La Croce Rossa Internazionale ha preso le distanze da quella italiana
Il commissario della Croce Rossa Italiana, Maurizio Scelli non perde occasione di attaccare i pacifisti. «Li avrei voluti vedere a Falluja e non a Piazza Venezia» ha detto in questi giorni, ma è un ritornello che sentiamo continuamente e che comincia a diventare irritante. Tre considerazioni «pro veritate».

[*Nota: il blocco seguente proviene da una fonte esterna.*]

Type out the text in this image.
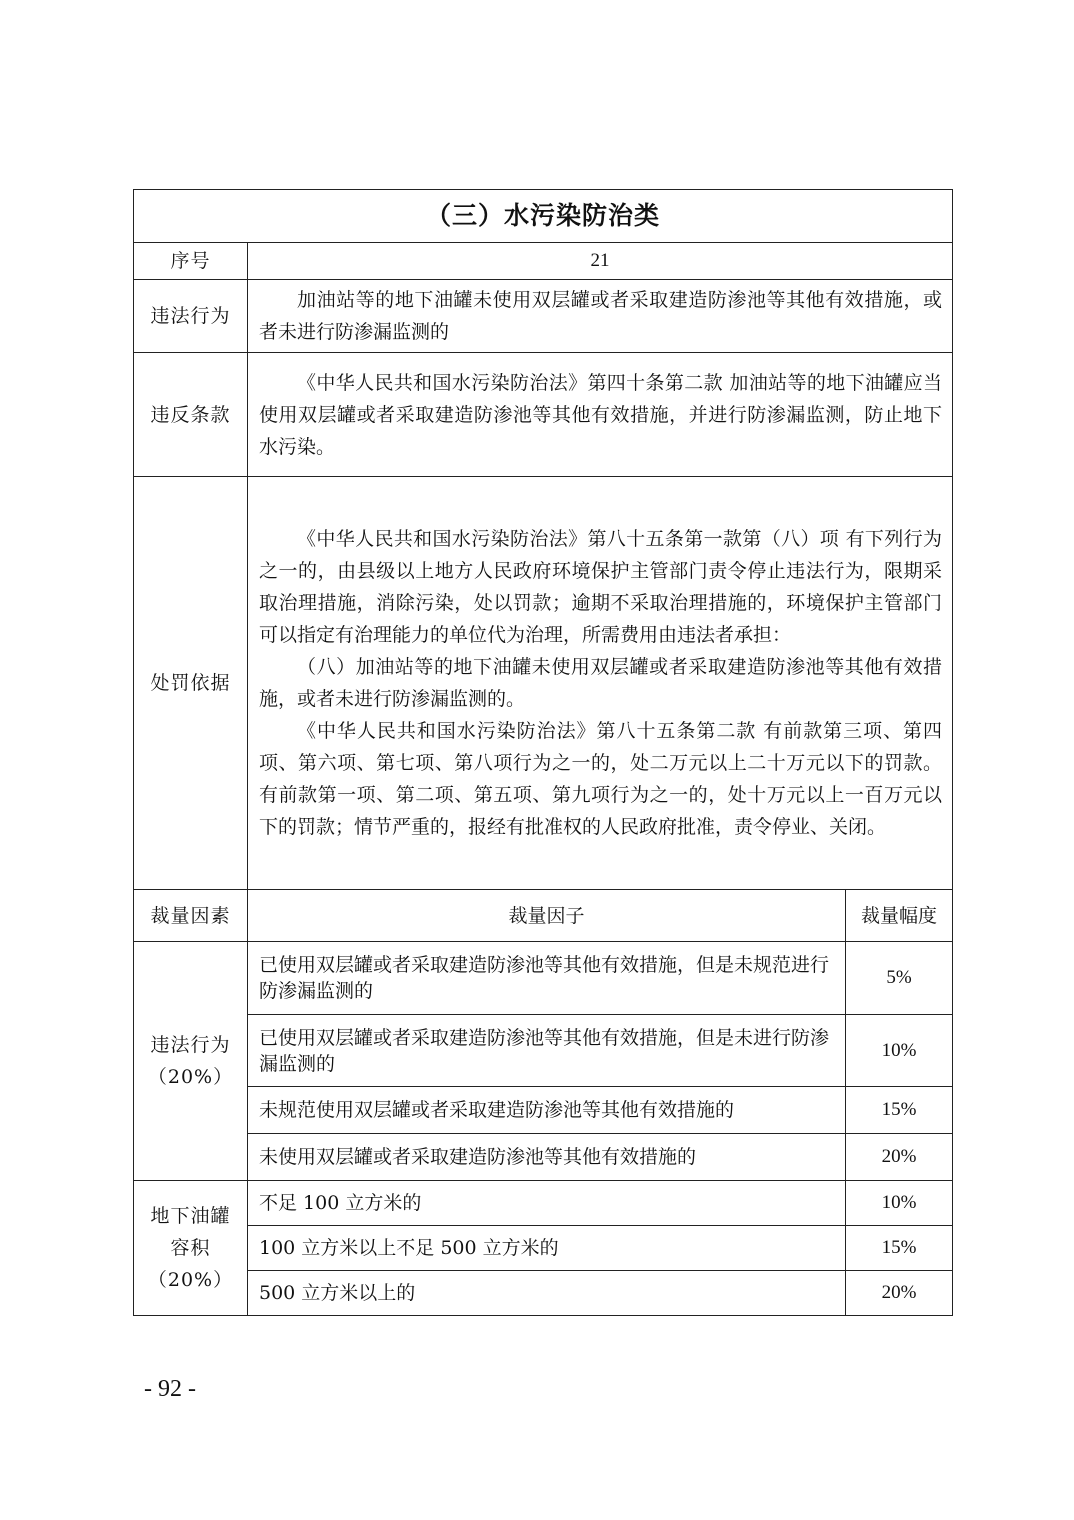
（三）水污染防治类		
序号	21	
违法行为	加油站等的地下油罐未使用双层罐或者采取建造防渗池等其他有效措施，或者未进行防渗漏监测的	

违反条款	《中华人民共和国水污染防治法》第四十条第二款 加油站等的地下油罐应当使用双层罐或者采取建造防渗池等其他有效措施，并进行防渗漏监测，防止地下水污染。	

处罚依据	《中华人民共和国水污染防治法》第八十五条第一款第（八）项 有下列行为之一的，由县级以上地方人民政府环境保护主管部门责令停止违法行为，限期采取治理措施，消除污染，处以罚款；逾期不采取治理措施的，环境保护主管部门可以指定有治理能力的单位代为治理，所需费用由违法者承担：

（八）加油站等的地下油罐未使用双层罐或者采取建造防渗池等其他有效措施，或者未进行防渗漏监测的。

《中华人民共和国水污染防治法》第八十五条第二款 有前款第三项、第四项、第六项、第七项、第八项行为之一的，处二万元以上二十万元以下的罚款。有前款第一项、第二项、第五项、第九项行为之一的，处十万元以上一百万元以下的罚款；情节严重的，报经有批准权的人民政府批准，责令停业、关闭。	

裁量因素	裁量因子	裁量幅度

违法行为
（20%）	已使用双层罐或者采取建造防渗池等其他有效措施，但是未规范进行防渗漏监测的	5%
	已使用双层罐或者采取建造防渗池等其他有效措施，但是未进行防渗漏监测的	10%
	未规范使用双层罐或者采取建造防渗池等其他有效措施的	15%
	未使用双层罐或者采取建造防渗池等其他有效措施的	20%

地下油罐
容积
（20%）	不足 100 立方米的	10%
	100 立方米以上不足 500 立方米的	15%
	500 立方米以上的	20%
- 92 -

La scelta della Croce Rossa Italiana (Cri) di andare in Iraq sotto protezione militare è una grave violazione del codice di condotta della Croce Rossa. E non è una violazione minore: se la separazione degli operatori umanitari dalle truppe armate viene meno cade anche la loro sicurezza, di tutti ed in tutto il mondo. Questo gli abbiamo contestato oltre al non essersi sottratto dal fare da foglia di fico ad un governo che, appoggiata una guerra basata sulla menzogna, ha inviato truppe sotto un pretesto umanitario. Questo comportamento, se fosse seguito dalle altre agenzie umanitarie annullerebbe la stessa esistenza di uno spazio umanitario. Per fortuna così non è: la Croce Rossa Internazionale, ad esempio, ha preso le distanze da quella italiana. Affermo ciò con il massimo apprezzamento nel contempo per medici ed infermieri della Cri che, come altri, rischiano quotidianamente. Ma il problema rimane.

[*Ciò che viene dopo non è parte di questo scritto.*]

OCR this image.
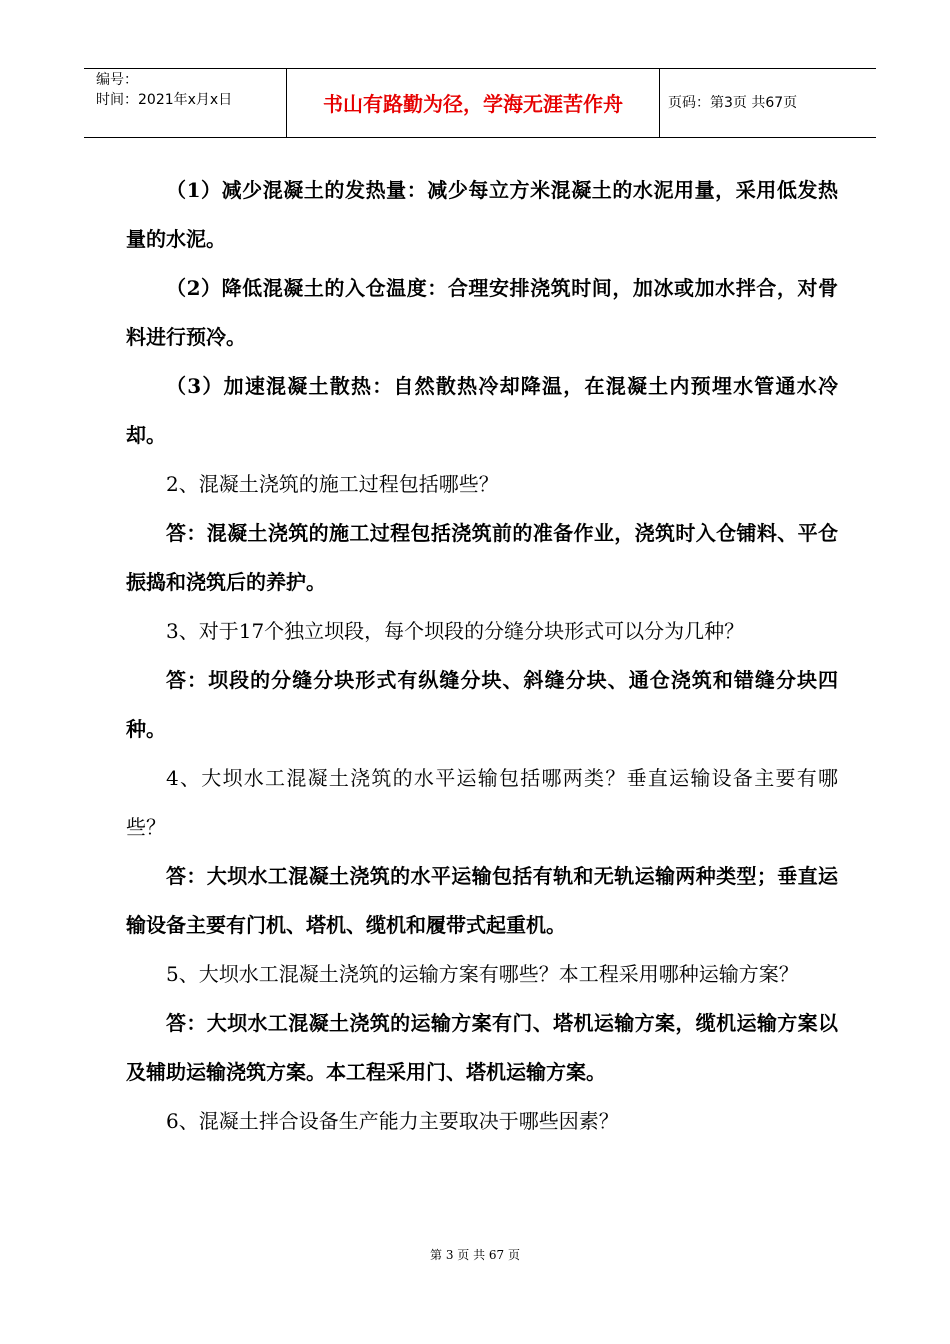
编号：
时间：2021年x月x日	书山有路勤为径，学海无涯苦作舟	页码：第3页 共67页

（1）减少混凝土的发热量：减少每立方米混凝土的水泥用量，采用低发热量的水泥。

（2）降低混凝土的入仓温度：合理安排浇筑时间，加冰或加水拌合，对骨料进行预冷。

（3）加速混凝土散热：自然散热冷却降温，在混凝土内预埋水管通水冷却。

2、混凝土浇筑的施工过程包括哪些？

答：混凝土浇筑的施工过程包括浇筑前的准备作业，浇筑时入仓铺料、平仓振捣和浇筑后的养护。

3、对于17个独立坝段，每个坝段的分缝分块形式可以分为几种？

答：坝段的分缝分块形式有纵缝分块、斜缝分块、通仓浇筑和错缝分块四种。

4、大坝水工混凝土浇筑的水平运输包括哪两类？垂直运输设备主要有哪些？

答：大坝水工混凝土浇筑的水平运输包括有轨和无轨运输两种类型；垂直运输设备主要有门机、塔机、缆机和履带式起重机。

5、大坝水工混凝土浇筑的运输方案有哪些？本工程采用哪种运输方案？

答：大坝水工混凝土浇筑的运输方案有门、塔机运输方案，缆机运输方案以及辅助运输浇筑方案。本工程采用门、塔机运输方案。

6、混凝土拌合设备生产能力主要取决于哪些因素？

第 3 页 共 67 页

In Iraq i pacifisti ci sono, attraverso le Ong, che non sono cosa diversa dal movimento per la pace. A Falluja abbiamo consegnato medicinali già l'8 aprile, ed abbiamo continuato, distribuendo 90.000 litri di acqua al giorno. Non è nostro stile farlo con le troupe al seguito. Le Ong italiane hanno realizzato interventi in Iraq nel campo sanitario, dell'acqua, dell'educazione, della sicurezza per oltre 6 milioni di euro, raggiungendo centinaia di migliaia di beneficiari in tutto il paese. In Iraq c'eravamo anche prima, quando 22 milioni di iracheni erano condannati dall'embargo. I pacifisti erano anche, come ci ricorda dolorosamente la scomparsa di Tom Benettollo, in Jugoslavia, a Sarajevo, in Kossovo, quando si mettevano le basi per la tragedia che ne è succeduta. Nell'indifferenza di tutti. I pacifisti sono in Africa, in Sud America, in Asia, dove guerre dimenticate, debito estero, «aggiustamenti strutturali», politiche commerciali condannano a morte milioni di persone. Ma trovano anche il tempo di andare in piazza.
Dov'era Scelli quando milioni di persone nel mondo si adoperavano per impedire la guerra, e non solo con manifestazioni, ad esempio quando le agenzie dell'Onu e la Croce Rossa Internazionale mettevano in guardia sulle conseguenza umanitarie dell'attacco militare? Non vorrei che Scelli scambiasse gli effetti con le cause: curare le vittime delle guerre è dovere di solidarietà, ma non basta a costruire la pace. Bisogna impedire la moltiplicazione delle vittime prodotta dalla guerra. E la guerra si evita cambiando le politiche che la generano. Questo fanno i pacifisti tutti i giorni, anche, ma non solo, nelle piazze. Ma lì Scelli non lo abbiamo visto. Forse in questo caso è «neutrale».